Tom Ford's Nocturnal Animals Is Too Stupid To Be Sexy
EntertainmentMuch like the sly grin of someone in a naked Instagram selfie that just barely falls within the platform’s guidelines, Tom Ford’s gratuitous and overwhelmingly dumb new film, Nocturnal Animals, is pathetically convinced of its own audacity. It appears to think watching sexy people in crisis—whether emotional or physical—is inherently profound; as though the harsh juxtaposition of gorgeous movie stars and stomach-churning depravity is all it takes to manufacture an affecting melodrama. But a movie has to do more than just show skin to truly get under it.

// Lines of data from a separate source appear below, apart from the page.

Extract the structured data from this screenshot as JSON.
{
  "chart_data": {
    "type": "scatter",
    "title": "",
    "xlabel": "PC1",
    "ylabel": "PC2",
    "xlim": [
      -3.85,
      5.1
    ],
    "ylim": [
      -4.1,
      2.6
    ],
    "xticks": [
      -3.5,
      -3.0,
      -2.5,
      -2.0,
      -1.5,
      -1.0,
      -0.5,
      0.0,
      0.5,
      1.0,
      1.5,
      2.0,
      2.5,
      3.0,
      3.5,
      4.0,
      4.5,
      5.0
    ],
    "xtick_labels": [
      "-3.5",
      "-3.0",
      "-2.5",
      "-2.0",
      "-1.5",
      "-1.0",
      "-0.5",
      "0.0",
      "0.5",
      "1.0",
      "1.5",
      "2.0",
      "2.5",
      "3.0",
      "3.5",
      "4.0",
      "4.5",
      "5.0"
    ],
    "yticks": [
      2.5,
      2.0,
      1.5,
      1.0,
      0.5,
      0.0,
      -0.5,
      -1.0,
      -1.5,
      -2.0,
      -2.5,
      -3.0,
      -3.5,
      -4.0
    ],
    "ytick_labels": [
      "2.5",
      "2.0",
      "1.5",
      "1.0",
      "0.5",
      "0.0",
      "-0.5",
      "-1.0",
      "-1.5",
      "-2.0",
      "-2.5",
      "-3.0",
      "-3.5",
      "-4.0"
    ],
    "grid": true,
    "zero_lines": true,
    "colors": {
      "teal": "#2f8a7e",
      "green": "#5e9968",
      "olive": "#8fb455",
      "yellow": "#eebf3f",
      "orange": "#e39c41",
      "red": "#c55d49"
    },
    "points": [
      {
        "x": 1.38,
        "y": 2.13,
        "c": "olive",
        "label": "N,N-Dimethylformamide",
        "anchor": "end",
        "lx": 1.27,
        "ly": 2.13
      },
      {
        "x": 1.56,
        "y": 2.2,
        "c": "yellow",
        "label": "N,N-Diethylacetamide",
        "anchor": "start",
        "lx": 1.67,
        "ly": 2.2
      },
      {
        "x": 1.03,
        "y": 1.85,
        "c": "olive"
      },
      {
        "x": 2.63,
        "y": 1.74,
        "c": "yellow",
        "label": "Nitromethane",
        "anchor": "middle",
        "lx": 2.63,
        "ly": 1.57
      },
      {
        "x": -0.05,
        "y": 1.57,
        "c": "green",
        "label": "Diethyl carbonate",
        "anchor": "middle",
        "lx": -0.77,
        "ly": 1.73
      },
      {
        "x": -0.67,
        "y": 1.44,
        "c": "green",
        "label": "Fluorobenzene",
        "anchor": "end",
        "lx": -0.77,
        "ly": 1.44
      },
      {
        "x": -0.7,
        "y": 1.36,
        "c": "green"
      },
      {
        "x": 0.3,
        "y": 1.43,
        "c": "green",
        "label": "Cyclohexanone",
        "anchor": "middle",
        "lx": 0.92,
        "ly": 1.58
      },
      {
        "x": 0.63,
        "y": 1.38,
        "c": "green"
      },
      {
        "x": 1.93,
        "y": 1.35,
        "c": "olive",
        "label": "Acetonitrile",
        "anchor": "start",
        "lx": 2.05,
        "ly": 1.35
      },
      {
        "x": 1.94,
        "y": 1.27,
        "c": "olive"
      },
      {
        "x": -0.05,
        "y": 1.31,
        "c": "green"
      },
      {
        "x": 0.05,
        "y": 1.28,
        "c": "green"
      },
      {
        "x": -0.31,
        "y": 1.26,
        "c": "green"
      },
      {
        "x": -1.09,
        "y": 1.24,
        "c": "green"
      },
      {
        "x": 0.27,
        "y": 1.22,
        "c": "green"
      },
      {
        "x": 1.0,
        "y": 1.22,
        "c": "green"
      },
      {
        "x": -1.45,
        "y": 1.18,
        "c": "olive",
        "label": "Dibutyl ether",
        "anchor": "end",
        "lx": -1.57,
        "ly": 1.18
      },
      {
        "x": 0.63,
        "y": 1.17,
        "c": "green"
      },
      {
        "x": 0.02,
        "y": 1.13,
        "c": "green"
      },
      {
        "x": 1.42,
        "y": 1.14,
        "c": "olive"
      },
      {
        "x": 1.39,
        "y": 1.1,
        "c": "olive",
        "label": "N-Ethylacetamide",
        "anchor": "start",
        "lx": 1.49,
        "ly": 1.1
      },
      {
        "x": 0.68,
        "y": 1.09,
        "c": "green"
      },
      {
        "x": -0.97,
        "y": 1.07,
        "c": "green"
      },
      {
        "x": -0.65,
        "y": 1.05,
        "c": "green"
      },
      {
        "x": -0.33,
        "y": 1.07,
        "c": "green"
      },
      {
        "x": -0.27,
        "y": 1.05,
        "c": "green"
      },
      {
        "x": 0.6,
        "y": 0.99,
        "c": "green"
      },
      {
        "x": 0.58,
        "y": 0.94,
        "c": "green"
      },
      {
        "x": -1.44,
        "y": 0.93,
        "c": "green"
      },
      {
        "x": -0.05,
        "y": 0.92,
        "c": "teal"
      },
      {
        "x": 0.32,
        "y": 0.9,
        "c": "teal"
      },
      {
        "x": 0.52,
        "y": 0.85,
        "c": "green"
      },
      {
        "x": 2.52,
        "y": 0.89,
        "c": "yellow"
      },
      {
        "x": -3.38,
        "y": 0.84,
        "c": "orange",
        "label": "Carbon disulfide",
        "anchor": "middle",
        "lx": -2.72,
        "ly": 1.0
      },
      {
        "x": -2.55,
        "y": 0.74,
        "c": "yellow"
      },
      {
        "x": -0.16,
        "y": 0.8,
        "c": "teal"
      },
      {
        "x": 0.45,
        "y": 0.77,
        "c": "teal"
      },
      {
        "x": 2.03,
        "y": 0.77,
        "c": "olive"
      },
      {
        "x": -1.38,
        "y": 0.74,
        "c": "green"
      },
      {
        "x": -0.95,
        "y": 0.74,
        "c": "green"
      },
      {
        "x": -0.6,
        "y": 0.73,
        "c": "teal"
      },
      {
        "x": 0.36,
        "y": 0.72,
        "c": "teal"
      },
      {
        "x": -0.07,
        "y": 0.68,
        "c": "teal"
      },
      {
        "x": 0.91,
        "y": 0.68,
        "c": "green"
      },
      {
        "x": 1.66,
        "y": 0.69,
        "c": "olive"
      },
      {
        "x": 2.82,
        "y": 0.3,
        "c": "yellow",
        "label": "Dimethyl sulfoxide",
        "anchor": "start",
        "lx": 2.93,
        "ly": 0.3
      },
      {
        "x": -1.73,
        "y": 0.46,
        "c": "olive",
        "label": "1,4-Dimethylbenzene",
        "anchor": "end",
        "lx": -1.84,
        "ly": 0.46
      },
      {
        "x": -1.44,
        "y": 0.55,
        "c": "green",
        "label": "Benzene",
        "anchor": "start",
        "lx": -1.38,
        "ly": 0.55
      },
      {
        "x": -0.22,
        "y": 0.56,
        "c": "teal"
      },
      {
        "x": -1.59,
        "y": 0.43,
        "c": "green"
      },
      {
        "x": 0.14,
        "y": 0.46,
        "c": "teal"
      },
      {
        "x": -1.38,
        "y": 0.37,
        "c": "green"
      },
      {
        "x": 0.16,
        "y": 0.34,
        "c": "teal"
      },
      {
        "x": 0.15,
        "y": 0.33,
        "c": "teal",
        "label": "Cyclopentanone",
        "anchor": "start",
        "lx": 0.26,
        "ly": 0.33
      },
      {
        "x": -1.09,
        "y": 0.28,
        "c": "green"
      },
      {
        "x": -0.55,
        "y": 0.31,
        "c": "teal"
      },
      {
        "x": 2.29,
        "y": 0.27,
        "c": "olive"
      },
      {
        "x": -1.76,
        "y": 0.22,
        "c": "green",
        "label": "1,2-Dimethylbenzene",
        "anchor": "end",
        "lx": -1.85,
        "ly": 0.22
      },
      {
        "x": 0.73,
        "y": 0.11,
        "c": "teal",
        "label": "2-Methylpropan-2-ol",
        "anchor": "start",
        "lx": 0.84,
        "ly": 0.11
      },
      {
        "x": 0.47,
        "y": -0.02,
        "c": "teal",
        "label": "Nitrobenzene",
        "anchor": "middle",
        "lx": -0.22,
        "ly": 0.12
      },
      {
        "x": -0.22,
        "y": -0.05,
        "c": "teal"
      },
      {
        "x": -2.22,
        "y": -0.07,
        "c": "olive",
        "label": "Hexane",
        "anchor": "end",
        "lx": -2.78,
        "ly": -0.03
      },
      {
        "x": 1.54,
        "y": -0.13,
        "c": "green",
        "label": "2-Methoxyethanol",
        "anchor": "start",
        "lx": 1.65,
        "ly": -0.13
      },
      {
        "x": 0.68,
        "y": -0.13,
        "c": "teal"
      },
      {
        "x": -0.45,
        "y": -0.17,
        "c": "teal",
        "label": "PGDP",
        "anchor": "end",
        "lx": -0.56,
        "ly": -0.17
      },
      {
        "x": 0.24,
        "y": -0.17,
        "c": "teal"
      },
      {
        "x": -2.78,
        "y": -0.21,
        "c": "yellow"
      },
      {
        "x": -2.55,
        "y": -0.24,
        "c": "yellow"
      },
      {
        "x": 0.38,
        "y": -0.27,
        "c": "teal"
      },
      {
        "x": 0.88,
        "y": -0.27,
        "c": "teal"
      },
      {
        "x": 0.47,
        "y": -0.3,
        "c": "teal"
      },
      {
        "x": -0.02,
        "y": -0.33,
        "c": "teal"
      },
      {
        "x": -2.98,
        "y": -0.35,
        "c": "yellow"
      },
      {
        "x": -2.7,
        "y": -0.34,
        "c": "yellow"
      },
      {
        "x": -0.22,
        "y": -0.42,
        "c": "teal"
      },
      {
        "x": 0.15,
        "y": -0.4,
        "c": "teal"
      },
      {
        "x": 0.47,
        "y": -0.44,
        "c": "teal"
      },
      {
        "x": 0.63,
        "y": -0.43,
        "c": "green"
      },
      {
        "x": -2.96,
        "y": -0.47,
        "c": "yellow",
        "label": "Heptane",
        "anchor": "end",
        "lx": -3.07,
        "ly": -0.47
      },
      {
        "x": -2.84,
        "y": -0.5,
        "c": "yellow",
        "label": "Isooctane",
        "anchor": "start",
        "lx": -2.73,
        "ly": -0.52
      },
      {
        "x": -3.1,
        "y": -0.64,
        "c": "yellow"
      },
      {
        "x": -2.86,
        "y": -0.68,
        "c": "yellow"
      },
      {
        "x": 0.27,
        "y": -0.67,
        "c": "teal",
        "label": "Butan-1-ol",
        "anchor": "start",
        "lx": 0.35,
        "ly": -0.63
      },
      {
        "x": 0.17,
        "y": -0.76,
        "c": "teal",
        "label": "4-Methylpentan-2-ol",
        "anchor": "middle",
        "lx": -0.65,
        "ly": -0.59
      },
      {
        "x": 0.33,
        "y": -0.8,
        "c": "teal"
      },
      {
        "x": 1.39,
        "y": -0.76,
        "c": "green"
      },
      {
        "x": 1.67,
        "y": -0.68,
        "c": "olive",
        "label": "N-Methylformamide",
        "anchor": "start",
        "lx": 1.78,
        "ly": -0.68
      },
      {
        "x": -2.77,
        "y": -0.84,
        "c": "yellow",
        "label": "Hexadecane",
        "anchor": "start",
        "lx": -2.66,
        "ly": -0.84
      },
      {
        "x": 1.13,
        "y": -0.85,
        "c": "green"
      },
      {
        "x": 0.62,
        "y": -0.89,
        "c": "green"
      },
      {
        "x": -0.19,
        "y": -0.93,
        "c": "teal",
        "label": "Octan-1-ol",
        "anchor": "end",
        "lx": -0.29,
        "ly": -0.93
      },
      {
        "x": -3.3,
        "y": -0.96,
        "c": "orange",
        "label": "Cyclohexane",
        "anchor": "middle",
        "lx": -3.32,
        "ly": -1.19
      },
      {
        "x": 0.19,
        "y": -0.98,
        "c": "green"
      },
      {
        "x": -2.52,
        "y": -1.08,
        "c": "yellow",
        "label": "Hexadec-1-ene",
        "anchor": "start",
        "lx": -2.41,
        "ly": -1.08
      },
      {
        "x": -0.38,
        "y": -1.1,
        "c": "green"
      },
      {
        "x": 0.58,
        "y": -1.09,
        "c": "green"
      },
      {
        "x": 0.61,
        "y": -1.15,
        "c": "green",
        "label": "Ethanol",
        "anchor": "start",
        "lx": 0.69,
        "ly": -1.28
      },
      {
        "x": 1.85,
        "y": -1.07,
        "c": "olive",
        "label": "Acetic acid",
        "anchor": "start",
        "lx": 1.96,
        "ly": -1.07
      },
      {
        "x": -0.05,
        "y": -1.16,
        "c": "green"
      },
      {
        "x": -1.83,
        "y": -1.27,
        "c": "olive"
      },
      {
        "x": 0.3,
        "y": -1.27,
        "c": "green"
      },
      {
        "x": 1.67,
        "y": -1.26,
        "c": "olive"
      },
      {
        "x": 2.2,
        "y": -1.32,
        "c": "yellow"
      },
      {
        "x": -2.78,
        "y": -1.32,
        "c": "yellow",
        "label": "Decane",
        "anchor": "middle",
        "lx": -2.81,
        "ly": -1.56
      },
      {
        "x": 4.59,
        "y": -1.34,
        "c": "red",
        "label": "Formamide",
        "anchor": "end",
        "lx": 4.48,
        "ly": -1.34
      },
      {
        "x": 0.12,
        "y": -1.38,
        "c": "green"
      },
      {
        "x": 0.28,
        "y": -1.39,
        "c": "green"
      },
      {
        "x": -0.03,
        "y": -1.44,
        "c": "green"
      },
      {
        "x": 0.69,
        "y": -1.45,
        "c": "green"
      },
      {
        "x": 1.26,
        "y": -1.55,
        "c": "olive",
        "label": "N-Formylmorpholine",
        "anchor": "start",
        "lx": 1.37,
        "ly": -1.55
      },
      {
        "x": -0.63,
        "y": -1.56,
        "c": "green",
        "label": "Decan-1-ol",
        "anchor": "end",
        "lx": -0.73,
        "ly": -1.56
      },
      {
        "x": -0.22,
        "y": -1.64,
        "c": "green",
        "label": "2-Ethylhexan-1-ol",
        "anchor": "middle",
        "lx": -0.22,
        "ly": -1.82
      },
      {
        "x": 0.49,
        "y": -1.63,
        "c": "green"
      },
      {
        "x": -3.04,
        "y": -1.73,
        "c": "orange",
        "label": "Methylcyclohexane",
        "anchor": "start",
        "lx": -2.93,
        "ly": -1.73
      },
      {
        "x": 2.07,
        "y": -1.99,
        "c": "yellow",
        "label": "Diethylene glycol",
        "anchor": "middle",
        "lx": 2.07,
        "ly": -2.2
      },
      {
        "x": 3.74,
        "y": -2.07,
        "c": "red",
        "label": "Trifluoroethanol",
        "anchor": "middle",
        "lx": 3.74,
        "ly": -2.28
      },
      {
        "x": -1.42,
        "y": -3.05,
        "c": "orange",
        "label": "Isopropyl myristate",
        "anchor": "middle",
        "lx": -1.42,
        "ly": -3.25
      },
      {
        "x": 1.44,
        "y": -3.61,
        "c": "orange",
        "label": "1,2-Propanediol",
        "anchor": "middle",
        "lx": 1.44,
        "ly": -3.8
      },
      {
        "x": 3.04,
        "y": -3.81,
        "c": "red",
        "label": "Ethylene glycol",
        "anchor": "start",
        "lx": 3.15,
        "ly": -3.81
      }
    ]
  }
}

Based on the 1993 novel Tony and Susan, Nocturnal Animals stars Amy Adams as Susan, an unhappy art dealer married to a businessman named Hutton (Armie Hammer), the man for whom she left her first husband, Edward (Jake Gyllenhaal), some 20 years prior. On the night of her newest opening, she receives a package from Edward—a book he’s written (and dedicated to her) called Nocturnal Animals. He asks her to read it, so she does. And there begins the back and forth between “real life” and narrative within the book. We go from Adams—draped on a couch or bed in her LA mansion, and reading in almost total darkness—to the story of Tony Hastings (also played by Gyllenhaal), whose wife Laura and daughter India (Isla Fisher and Ellie Bamber) are raped and murdered by a grimy criminal named Ray (Aaron Taylor-Johnson) and his pals after they force Hastings’s car off the road in the deserts of west Texas.